The problem has an "easy solution" using general techniques.
There are extensions of Yao's Millionaries problem about how to securely compute any circuit $C(x, y)$. This is an entire field of study, which usually goes by the name "Secure Computation" or "Multiparty Computation".
There exist circuits that can sort inputs that go by the name of sorting networks. While there are technically $O(n \log n)$ ones (AKS sorting network + Zigzag sort), they are technically complex, with bad constants, so it is almost always better in practice to use an $O(n (\log n)^2)$ sorting network of which there are many (say Batcher Odd-Even Mergesort).
This is to say your problem is solved by computing a sorting network (say Batcher Odd-Even Mergesort) using general 2 party computation techniques.
Looking at implementations of MPC protocols, it looks like this one by Boston University includes a relevant demo. In particular, they
- sum two input arrays, and then
- sort the result, using Bubblesort.
You can probably re-use some of this code, but will need to be somewhat careful.
The security guarantee of MPC is that
The MPC protocol only reveals $C(x,y)$, e.g. is as good as both participants giving their inputs $x, y$ to some trusted third party $T$, who then computes $C(x,y)$, and tells them the answer.
You could theoretically take the sample code above, swap the part that sums things to a concatenation, and go on your way. This will lead to a practically insecure scheme --- given $x$ and $C(x,y)$, it is trivial to recover $y$.
I would instead suggest have $C(x,y)$ compute (in the sorted representation of the concatenation $x||y$) a bit vector indicating where each party's elements should end up.

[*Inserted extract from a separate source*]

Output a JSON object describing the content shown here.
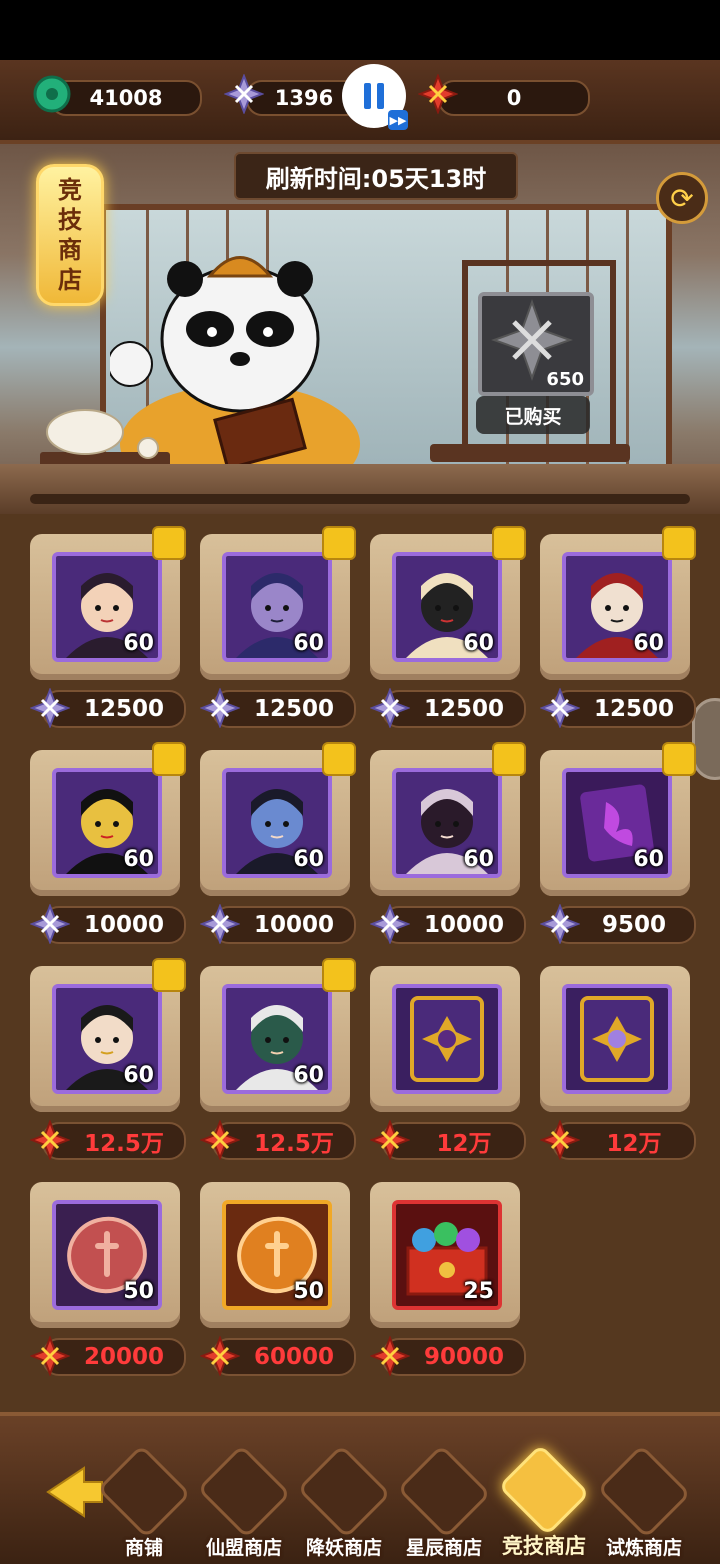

This still encodes all of the relevant order information, but hides each party's input from the other party (except for the order information, which "must leak").
This can be done by
- Mapping each element $t$ of $x$ to $2t$,
- Mapping each element $t$ of $y$ to $2t+1$,
- concatenating these transformed elements,
- sorting the concatenation,
- mapping $t\mapsto t\bmod 2$ at the end.
This circuit computes the function I described previously, and "breaks ties" between $x$ and $y$ by putting the element of $y$ later in the vector. This choice is arbitrary.
Of course, this is my idea of a sensible circuit $C$ to compute which may achieve your goals.
You may think it leaks too much information, and have some other circuit you want to compute.
You can still use the general techniques of MPC to do this --- provided you can specify the computation you want to do.
In the comments you mentioned a desire for a multi-party version of this.
This is immediate from the construction above, but I will discuss it explicitly anyway.
Let $P_0,\dots, P_{k-1}$ be parties with inputs $\vec x_0,\dots, \vec x_{k-1}$.
Define a circuit $C(x_0,\dots, x_{k-1})$ that
- for each $i$, applies the function $t\mapsto kt + i$ to each coordinate of $x_i$,
- concatenates all of the results together
- sorts the results, for example with a sorting network,
- computes the function $t\mapsto t\bmod k$ on each element of the output.
The result will be a vector with elements in $\{0,\dots,k-1\}$.
For simplicity, say that the result is $[0,3,2,2,1,0,1,3]$.
This would indicate to all 4 parties that the relative order of their inputs is
- party 0's smallest element
- party 3's smallest element
- party 2's smallest element
- party 2's largest element
- party 1's smallest element
- party 0's largest element
- party 1's largest element
- party 3's largest element.
If one uses an appropriate MPC scheme (the words to look up are "Maliciously Secure Multiparty Computation"), then this is provably all that an adversary will learn, modulo some technical assumptions. These assumptions depend on the particular scheme you use, but they are typically something like
- not too many participants in the protocol "collude to break the protocol",
- the adversaries are computationally efficient, and
- perhaps there is some "trusted setup" phase.